An einer anderen Stelle, am Rande eines übersichtlichen Parkplatzes, stehen Schilder, die mit Sprüchen wie „Jede Krise birgt neue Chancen“ werben. Ironischerweise bietet die Dialogkultur in der Belegschaft, die sich um nachhaltige Initiativen bemüht, Raum für kreativen Austausch, doch viele Stimmen fürchten, dass das nicht ausreicht, um die wirtschaftliche Unsicherheit zu vertreiben. Auf den Fluren des Unternehmens messen die technischen Ingenieure die Möglichkeiten neu – und stoßen dabei immer wieder auf die Herausforderung einer ungewissen Zukunft.
Es ist nicht nur der Handelsstreit, der sich wie ein Damoklesschwert über Daimler Truck abzeichnet: Auch geopolitische Spannungen und die Notwendigkeit, regulatorische Auflagen zu erfüllen, fügen zusätzliche Komplexität hinzu. Gespräche über Zulieferer und Rohmaterialien, über die Nachverfolgbarkeit von Bauteilen für emissionsfreie Fahrzeuge, führen zu schweißnassen Hemden und erschöpften Gesichtszügen. Eine neue Realität setzt sich durch: Risiko ist nichts, was man ignorieren kann.
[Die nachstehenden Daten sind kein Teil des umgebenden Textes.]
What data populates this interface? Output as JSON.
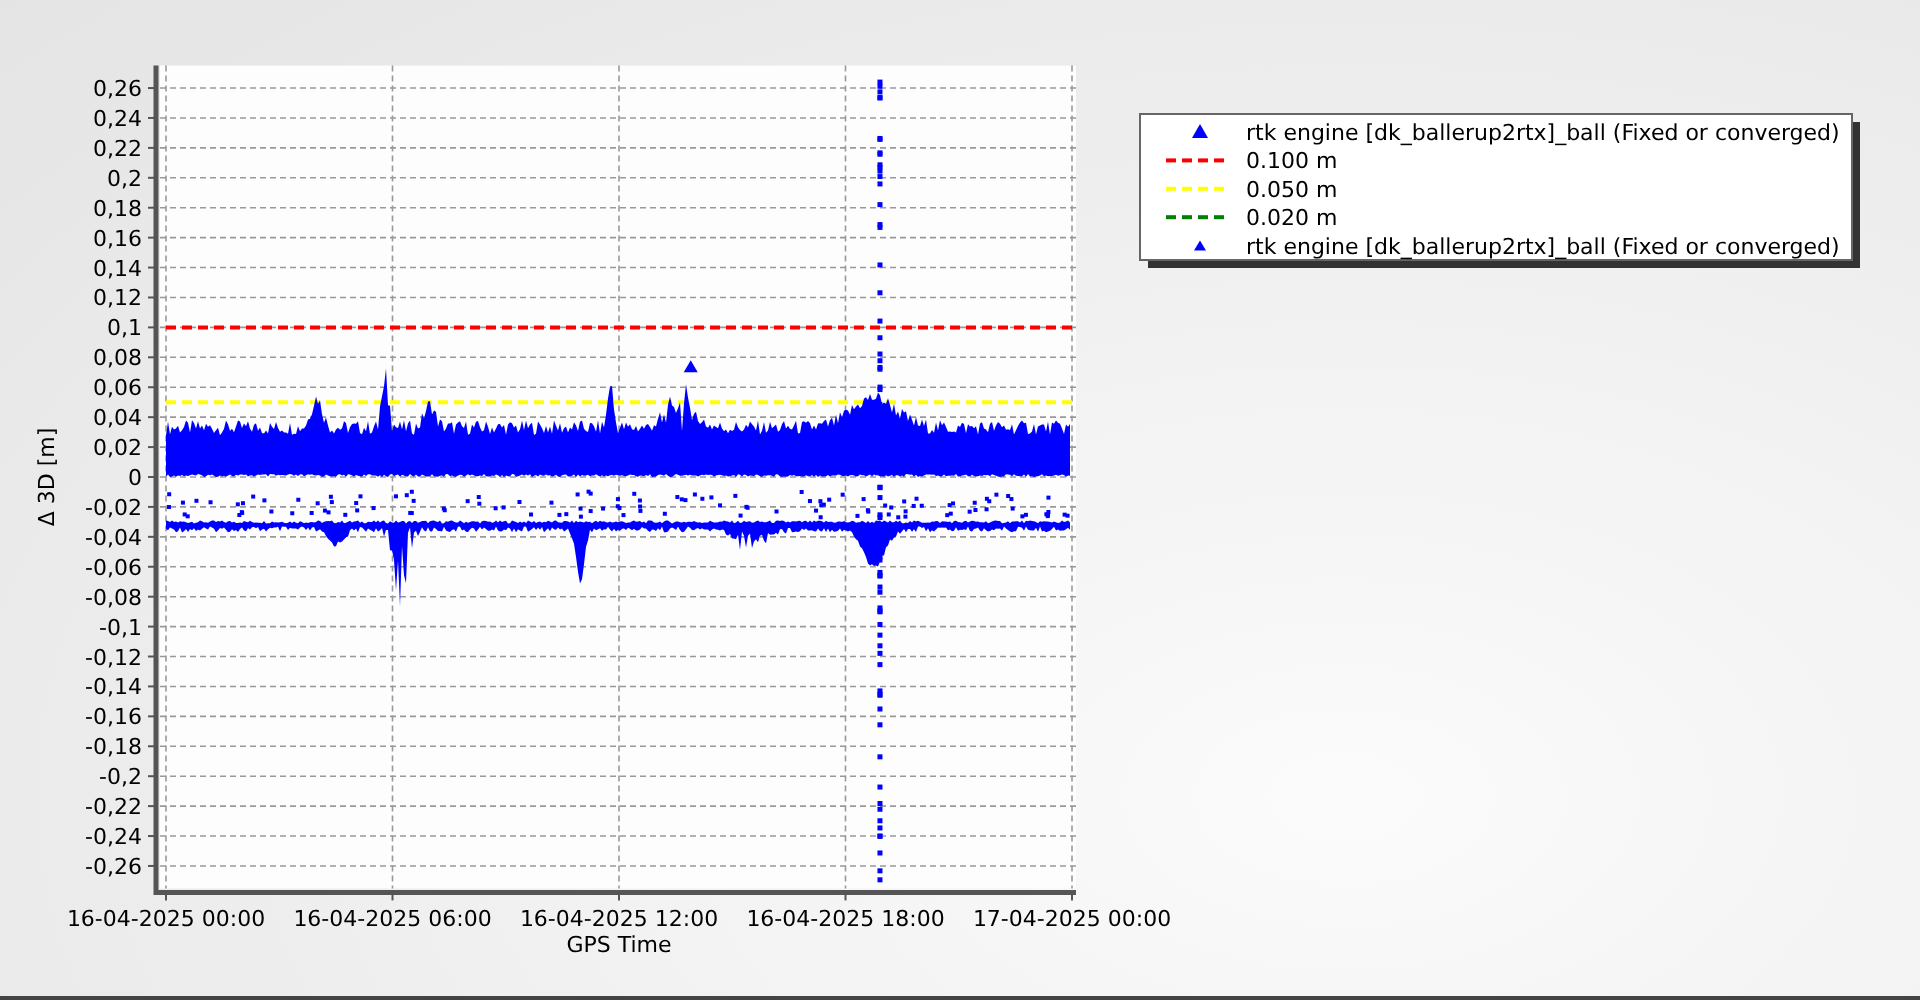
{
  "chart": {
    "chart_data": {
      "type": "line",
      "xlabel": "GPS Time",
      "ylabel": "Δ 3D [m]",
      "categories": [
        "16-04-2025 00:00",
        "16-04-2025 06:00",
        "16-04-2025 12:00",
        "16-04-2025 18:00",
        "17-04-2025 00:00"
      ],
      "series": [
        {
          "color": "#ff0000",
          "line_style": "dashed",
          "values": [
            0.1,
            0.1,
            0.1,
            0.1,
            0.1
          ]
        },
        {
          "color": "#ffff00",
          "line_style": "dashed",
          "values": [
            0.05,
            0.05,
            0.05,
            0.05,
            0.05
          ]
        }
      ],
      "ylim": [
        -0.275,
        0.275
      ],
      "grid": true,
      "yticks": [
        {
          "value": 0.26,
          "label": "0,26"
        },
        {
          "value": 0.24,
          "label": "0,24"
        },
        {
          "value": 0.22,
          "label": "0,22"
        },
        {
          "value": 0.2,
          "label": "0,2"
        },
        {
          "value": 0.18,
          "label": "0,18"
        },
        {
          "value": 0.16,
          "label": "0,16"
        },
        {
          "value": 0.14,
          "label": "0,14"
        },
        {
          "value": 0.12,
          "label": "0,12"
        },
        {
          "value": 0.1,
          "label": "0,1"
        },
        {
          "value": 0.08,
          "label": "0,08"
        },
        {
          "value": 0.06,
          "label": "0,06"
        },
        {
          "value": 0.04,
          "label": "0,04"
        },
        {
          "value": 0.02,
          "label": "0,02"
        },
        {
          "value": 0,
          "label": "0"
        },
        {
          "value": -0.02,
          "label": "-0,02"
        },
        {
          "value": -0.04,
          "label": "-0,04"
        },
        {
          "value": -0.06,
          "label": "-0,06"
        },
        {
          "value": -0.08,
          "label": "-0,08"
        },
        {
          "value": -0.1,
          "label": "-0,1"
        },
        {
          "value": -0.12,
          "label": "-0,12"
        },
        {
          "value": -0.14,
          "label": "-0,14"
        },
        {
          "value": -0.16,
          "label": "-0,16"
        },
        {
          "value": -0.18,
          "label": "-0,18"
        },
        {
          "value": -0.2,
          "label": "-0,2"
        },
        {
          "value": -0.22,
          "label": "-0,22"
        },
        {
          "value": -0.24,
          "label": "-0,24"
        },
        {
          "value": -0.26,
          "label": "-0,26"
        }
      ]
    },
    "legend": [
      {
        "kind": "marker-large",
        "label": "rtk engine [dk_ballerup2rtx]_ball (Fixed or converged)",
        "color": "#0000ff"
      },
      {
        "kind": "line",
        "label": "0.100 m",
        "color": "#ff0000"
      },
      {
        "kind": "line",
        "label": "0.050 m",
        "color": "#ffff00"
      },
      {
        "kind": "line",
        "label": "0.020 m",
        "color": "#008000"
      },
      {
        "kind": "marker-small",
        "label": "rtk engine [dk_ballerup2rtx]_ball (Fixed or converged)",
        "color": "#0000ff"
      }
    ]
  }
}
Während des langen Nachmittags, an dem die Unternehmenssprecher sich Fragen der Journalisten stellen, wird bald offenbar, dass alle an den langfristigen Zielen festhalten. Dennoch tappt die Branche im Nebel. Eine Lobby, die gegen die Pläne für höhere Steuern und Klimaschutzvorschriften kämpft, ist gleichzeitig mit der Wahrheit konfrontiert, dass die Umweltressourcen auch für großflächige Produktionen endlich sind.
Daimler Truck steht an einem Scheideweg, und der Handelsstreit zeigt, dass Unternehmen zunehmend ihrer globalen Verantwortung ins Auge sehen müssen. Die klugen Köpfe um den Vorstandsvorsitzenden sind offenbar gewillt, an der Vision festzuhalten, aber es ist fraglich, ob das alle mit Überzeugung tun können.
Der Tag neigt sich dem Ende zu, und während die Journalisten ihre Notizen zusammenpacken, bleibt die Frage offen, ob Daimler Truck tatsächlich die Kurve kriegen kann – und ob es ein weiterer Schritt in der Geschichte eines Unternehmens ist, das immer wieder mit den Wellen des Wandels konfrontiert wird. Eindrücke von Hoffnung und Zweifel verweben sich hinter den Kulissen, und während die Motoren im Hintergrund wieder zu dröhnen beginnen, ist es klar: Die Straße wird länger und unvorhersehbarer.